Однако весной 1922 года «Библион» уже прекратил свое существование. Издательство было ликвидировано, и весь книжный склад продан в Берлин. В гельсингфорсском архиве издательства осталось только несколько рукописей неопубликованных книг, среди них и серапионовский альманах «1921». Об их существовании забыли, пока они случайно не были обнаружены в 2009 году

Альманах «1921»

«Серапионовы братья» хотели быть голосом своего времени, выражая в художественной форме все виденное и испытанное. Само название планируемого альманаха — «1921» — говорит о тесной связи с текущим моментом. Время было драматическое. Гражданская война закончилась, но большевики еще не окончательно укрепили свою власть. В городах царил голод, и в деревне зрело недовольство. Власти пытались насильственно уменьшить влияние церкви. Новая экономическая политика дала передышку от жесткого военного коммунизма, но одновременно породила неверие в прочность советской власти. В марте вспыхнуло Кронштадтское восстание с требованием вернуться к первоначальным лозунгам революции. Против оппозиции боролись обысками и арестами. Среди интеллигенции многие предпочли уехать — временно, как полагали.

Почти все произведения альманаха «1921» отражают хаос того времени. Недоверие, предательство, жестокость, насилие, расстрелы, голод, смерть — повторяющиеся мотивы.

Коллективно «Серапионы» уверяли в своей нейтральности в политической борьбе:

«Всякую тенденциозность „Серапионовы братья“ отвергают в принципе как литературную „зелень“, только не в похвальном, а в ироническом смысле. Искусству нужна идеология художественная, а не тенденциозная, подобно тому, как государственной власти нужна агитация открытая, а не замаскированная плохой литературой» [40] .

Их критик С. Городецкий требовал побольше идеологической сознательности, открытого проявления своих позиций, на что Лев Лунц в статье «Почему мы „Серапионовы братья“» (1922) ответил, что у членов группы нет единой идеологии. Отстаивая право на писательскую свободу, он утверждал: «Мы пишем не для пропаганды. Искусство реально, как сама жизнь. И, как сама жизнь, оно без цели и без смысла: существует, потому что не может не существовать».

Альманах «1921» отрицает заявления «Серапионов» об их нейтральности по отношению к жгучим вопросам времени. Вспоминаются слова Горького после прочтения рукописей альманаха: «Если посмотреть поверхностно: контрреволюционный сборник. Но это хорошо. Это очень хорошо». Хорошо было не только наличие среди молодых писателей крупных талантов, но и их готовность и смелость правдиво писать о современной жизни.

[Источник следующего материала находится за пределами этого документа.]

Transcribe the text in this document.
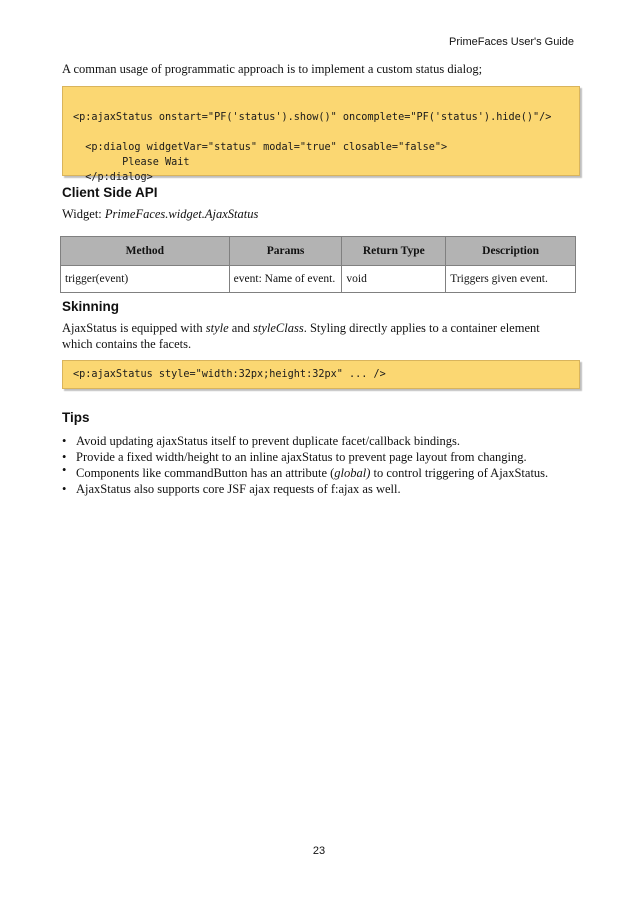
PrimeFaces User's Guide
A comman usage of programmatic approach is to implement a custom status dialog;

<p:ajaxStatus onstart="PF('status').show()" oncomplete="PF('status').hide()"/>

<p:dialog widgetVar="status" modal="true" closable="false">
Please Wait
</p:dialog>

Client Side API
Widget: PrimeFaces.widget.AjaxStatus
Method	Params	Return Type	Description
trigger(event)	event: Name of event.	void	Triggers given event.
Skinning
AjaxStatus is equipped with style and styleClass. Styling directly applies to a container element
which contains the facets.
<p:ajaxStatus style="width:32px;height:32px" ... />
Tips
• Avoid updating ajaxStatus itself to prevent duplicate facet/callback bindings.
• Provide a fixed width/height to an inline ajaxStatus to prevent page layout from changing.
• Components like commandButton has an attribute (global) to control triggering of AjaxStatus.
• AjaxStatus also supports core JSF ajax requests of f:ajax as well.
23
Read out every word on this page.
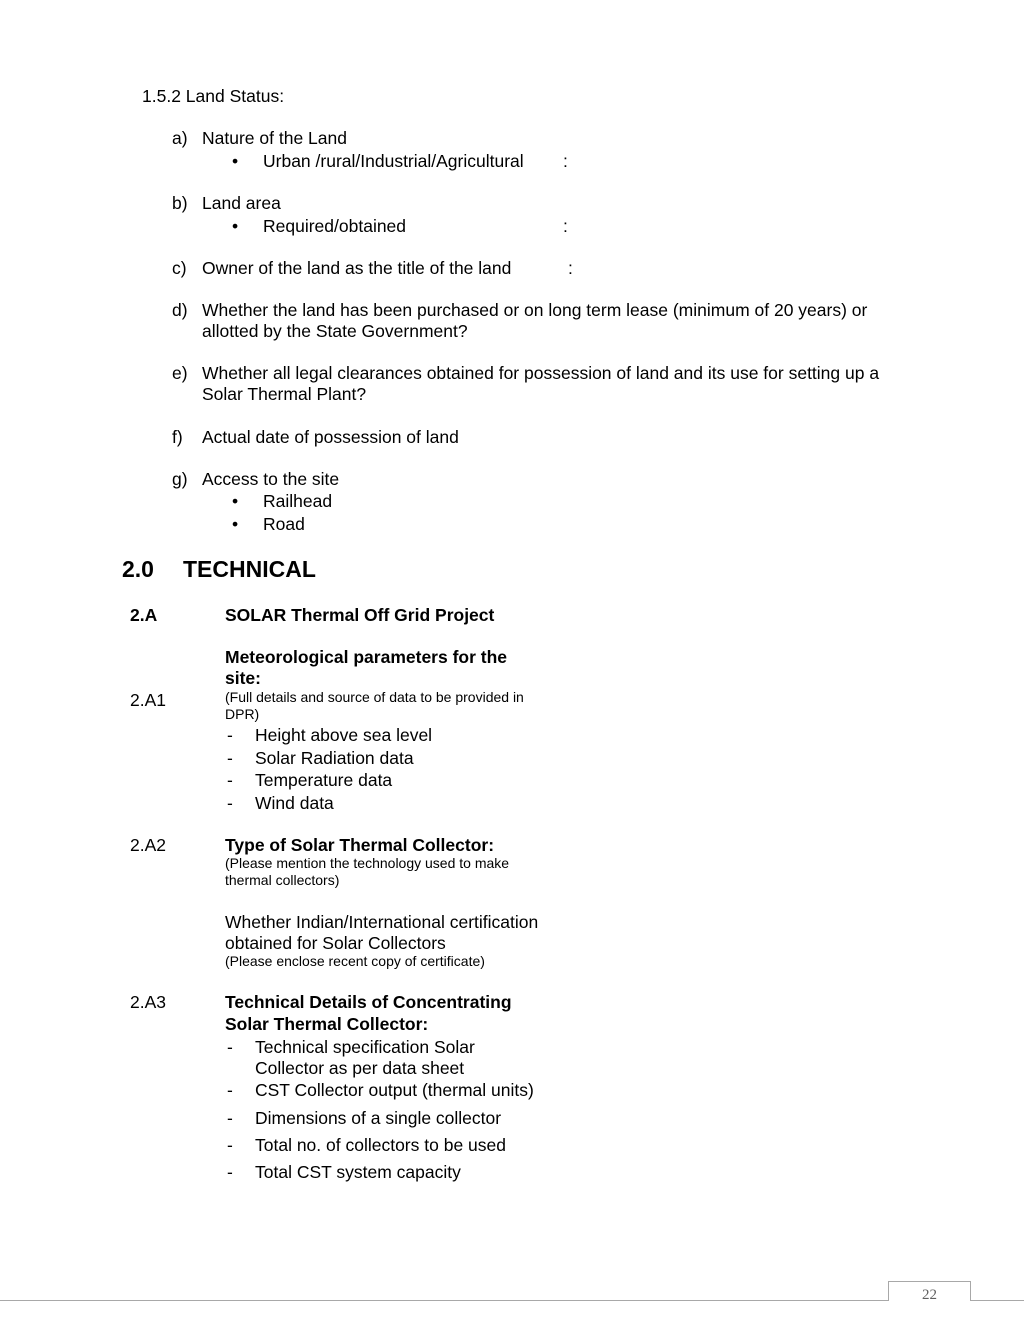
1.5.2 Land Status:
a) Nature of the Land
• Urban /rural/Industrial/Agricultural :
b) Land area
• Required/obtained	:
c) Owner of the land as the title of the land	:
d) Whether the land has been purchased or on long term lease (minimum of 20 years) or
allotted by the State Government?
e) Whether all legal clearances obtained for possession of land and its use for setting up a
Solar Thermal Plant?
f) Actual date of possession of land
g) Access to the site
• Railhead
• Road
2.0 TECHNICAL
2.A	SOLAR Thermal Off Grid Project
Meteorological parameters for the
site:
2.A1	(Full details and source of data to be provided in
DPR)
- Height above sea level
- Solar Radiation data
- Temperature data
- Wind data
2.A2	Type of Solar Thermal Collector:
(Please mention the technology used to make
thermal collectors)
Whether Indian/International certification
obtained for Solar Collectors
(Please enclose recent copy of certificate)
2.A3	Technical Details of Concentrating
Solar Thermal Collector:
- Technical specification Solar
Collector as per data sheet
- CST Collector output (thermal units)
- Dimensions of a single collector
- Total no. of collectors to be used
- Total CST system capacity
22
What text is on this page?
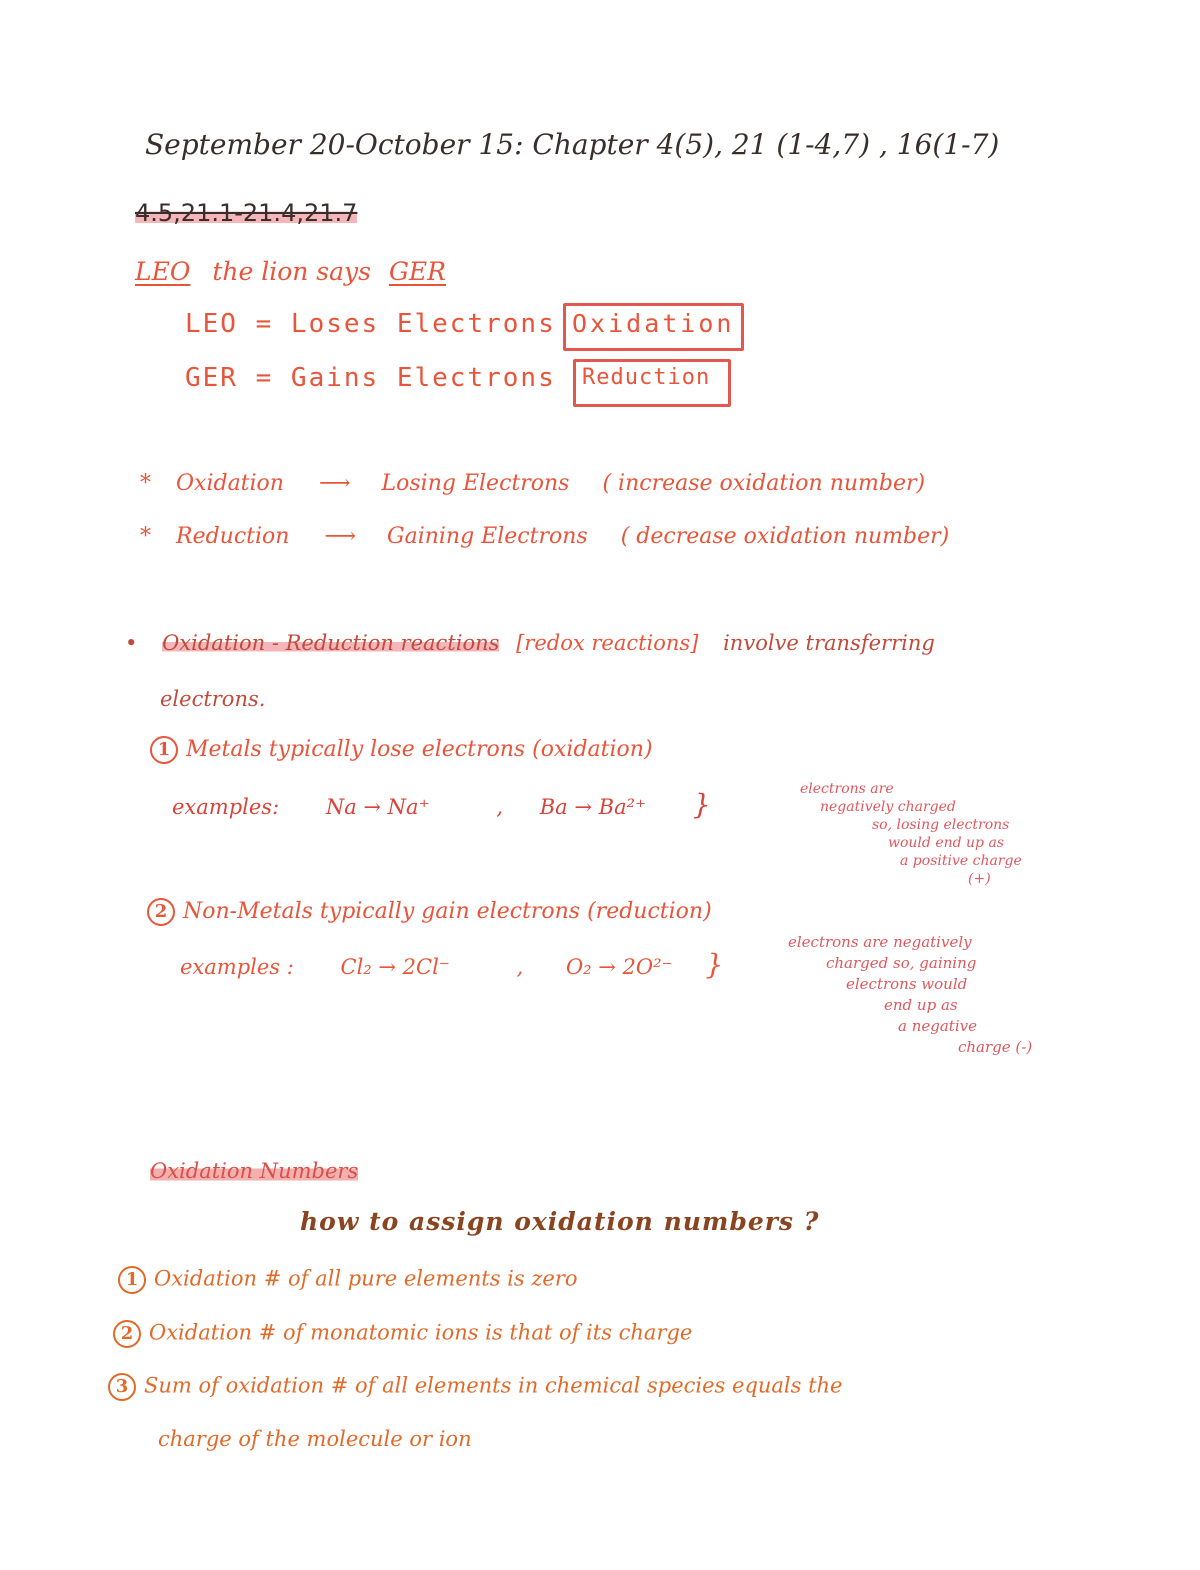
September 20-October 15: Chapter 4(5), 21 (1-4,7) , 16(1-7)
4.5,21.1-21.4,21.7
LEO the lion says GER
LEO = Loses Electrons Oxidation
GER = Gains Electrons Reduction
* Oxidation ⟶ Losing Electrons ( increase oxidation number)
* Reduction ⟶ Gaining Electrons ( decrease oxidation number)
• Oxidation - Reduction reactions [redox reactions] involve transferring
electrons.
1 Metals typically lose electrons (oxidation)
examples: Na → Na⁺	, Ba → Ba²⁺ }	electrons are
negatively charged
so, losing electrons
would end up as
a positive charge
(+)
2 Non-Metals typically gain electrons (reduction)
examples : Cl₂ → 2Cl⁻	, O₂ → 2O²⁻ }
electrons are negatively
charged so, gaining
electrons would
end up as
a negative
charge (-)
Oxidation Numbers
how to assign oxidation numbers ?
1 Oxidation # of all pure elements is zero
2 Oxidation # of monatomic ions is that of its charge
3 Sum of oxidation # of all elements in chemical species equals the
charge of the molecule or ion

Шкловский разделил «Серапионов» на «бытовиков» и «сюжетников», на традиционалистов и «западников», на реалистов и обновителей. Разговорную речь с провинциальными словами и выражениями встречаем у Иванова и Никитина. Зощенко уже в своих ранних рассказах выработал своеобразную сказовую манеру повествования. У Никитина повествовательная композиция прерывается лирическими отступлениями и вставными эпизодами. Зильбер (Каверин) сделал ставку на композиционный эксперимент, отказываясь от бытового реализма и популярного орнаментализма. В его «Одиннадцатой аксиоме» две сюжетные линии, отличающися друг от друга по времени, месту и типам героев, идут параллельно, пока в конце не сливаются. Среди «Серапионов» именно Каверин больше всех работал «под Гофмана» с тяготением к мистике и странностям.

Федин являлся представителем традиционного реализма. В его рассказе «Савел Семеныч» интерес сосредоточивается на личности героя-палача, в характере которого религиозность и чувство красоты природы смешиваются с холодной жестокостью. Рассказ читается как протест против смертной казни — смелый жест в 1921 году. Для героев Всеволода Иванова повседневной жизни не достаточно, они мечтают о чудесах. Полушутливый тон Зощенко не скрывает его понимание трагизма «маленьких людей» — будь они священниками или мещанами. Рассказы Слонимского иллюстрируют растерянность интеллигенции в ситуации, когда исторический процесс сделал ее лишней. Юмористическое повествование рассказа «Рваные люди» кончается трагично — положением, где уже нет правильного выбора, а только неминуемая смерть.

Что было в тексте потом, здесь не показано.